Generating & Preparing JSONL Training Data with GPT for Fine Tuning an OpenAI Model (2024)

Instructor: [0:00] When working with different AI models, you're limited to the set of data that the models were trained on. Fine tuning gives us a way to customize these models in a way that's going to train it on the data that we want it to understand and know. But before we're able to create a fine tuning mechanism, we first need to have our data prepared in a way that the fine tune will actually understand.

[0:17] In particular, we're going to use the JSONL syntax where each line will contain its own JSON object, complete with a prompt and a completion. Now to start, I created a bunch of fake data, which is something that OpenAI wouldn't know about, which is a bunch of sci-fi characters.

[0:31] To do this, I used methods similar to what we did in past lessons where I created a specific prompt that's going to ask ChatGPT to create that character data in JSON format. If you want to follow along or try this out for yourself, you can find a link to the code on the lesson video page.

[0:46] Now before we dive in too far with our specific example, you should be known that OpenAI might recommend actually using embeddings rather than using fine tuning depending on the specific use case. You should also know, the more prompts you're able to give as part of your example, the better results you're going to have with your trained model.

[1:02] For the sake of this example, I'll be using a smaller data set so I'll be limited in the amount of prompts and training data I'll be able to produce. Starting off, while you're probably able to set this up inside of a serverless function, this is really going to be a one-time use thing unless we're building a service around this.

[1:17] We're going to actually just start off by building a script. Inside of my scripts directory, I'm going to create a new file called generate training data.js. Inside that file, I added some boilerplate code including requiring my local environment variable file. I'm going to require the OpenAI SDK. I'm going to configure it and I'm going to create a new instance of OpenAI API.

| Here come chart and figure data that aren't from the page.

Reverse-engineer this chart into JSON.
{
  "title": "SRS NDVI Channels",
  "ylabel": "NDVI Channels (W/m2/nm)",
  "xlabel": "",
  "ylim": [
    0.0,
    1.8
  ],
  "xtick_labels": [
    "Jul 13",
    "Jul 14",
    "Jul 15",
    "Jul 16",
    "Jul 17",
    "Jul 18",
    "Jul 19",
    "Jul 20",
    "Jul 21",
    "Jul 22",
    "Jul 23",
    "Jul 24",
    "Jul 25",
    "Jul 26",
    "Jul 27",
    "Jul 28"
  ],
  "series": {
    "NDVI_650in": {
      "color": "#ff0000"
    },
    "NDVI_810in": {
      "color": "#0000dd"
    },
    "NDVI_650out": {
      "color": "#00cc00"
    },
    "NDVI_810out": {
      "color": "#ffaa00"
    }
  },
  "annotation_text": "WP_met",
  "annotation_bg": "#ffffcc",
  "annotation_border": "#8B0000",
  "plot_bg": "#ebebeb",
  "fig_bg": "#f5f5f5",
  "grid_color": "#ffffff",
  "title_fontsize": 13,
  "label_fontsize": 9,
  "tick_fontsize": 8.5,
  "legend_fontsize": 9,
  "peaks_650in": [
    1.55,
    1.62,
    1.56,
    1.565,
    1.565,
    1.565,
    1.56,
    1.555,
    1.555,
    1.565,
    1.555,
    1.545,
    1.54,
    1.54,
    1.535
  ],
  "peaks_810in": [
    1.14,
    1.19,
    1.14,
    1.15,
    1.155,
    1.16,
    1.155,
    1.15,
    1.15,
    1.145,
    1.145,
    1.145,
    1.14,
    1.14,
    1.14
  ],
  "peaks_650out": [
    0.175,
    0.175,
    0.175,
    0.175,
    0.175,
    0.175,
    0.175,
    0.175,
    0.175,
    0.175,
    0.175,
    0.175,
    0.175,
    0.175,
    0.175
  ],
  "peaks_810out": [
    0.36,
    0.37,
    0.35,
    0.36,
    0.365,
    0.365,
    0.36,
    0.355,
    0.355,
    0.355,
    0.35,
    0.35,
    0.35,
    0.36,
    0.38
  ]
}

[1:38] As far as what's inside of the script, I'm creating a new asynchronous function called run where I'm going to immediately invoke it, where I'm going to then use the create chat completion method in order to send my message.

[1:47] Now, as is the same for a lot of the chat completion lessons we've worked through, I'm going to first paste in the first line of our prompt where we're going to first say, you are an assistant that generates JSONL prompts based off of JSON data for fine tuning.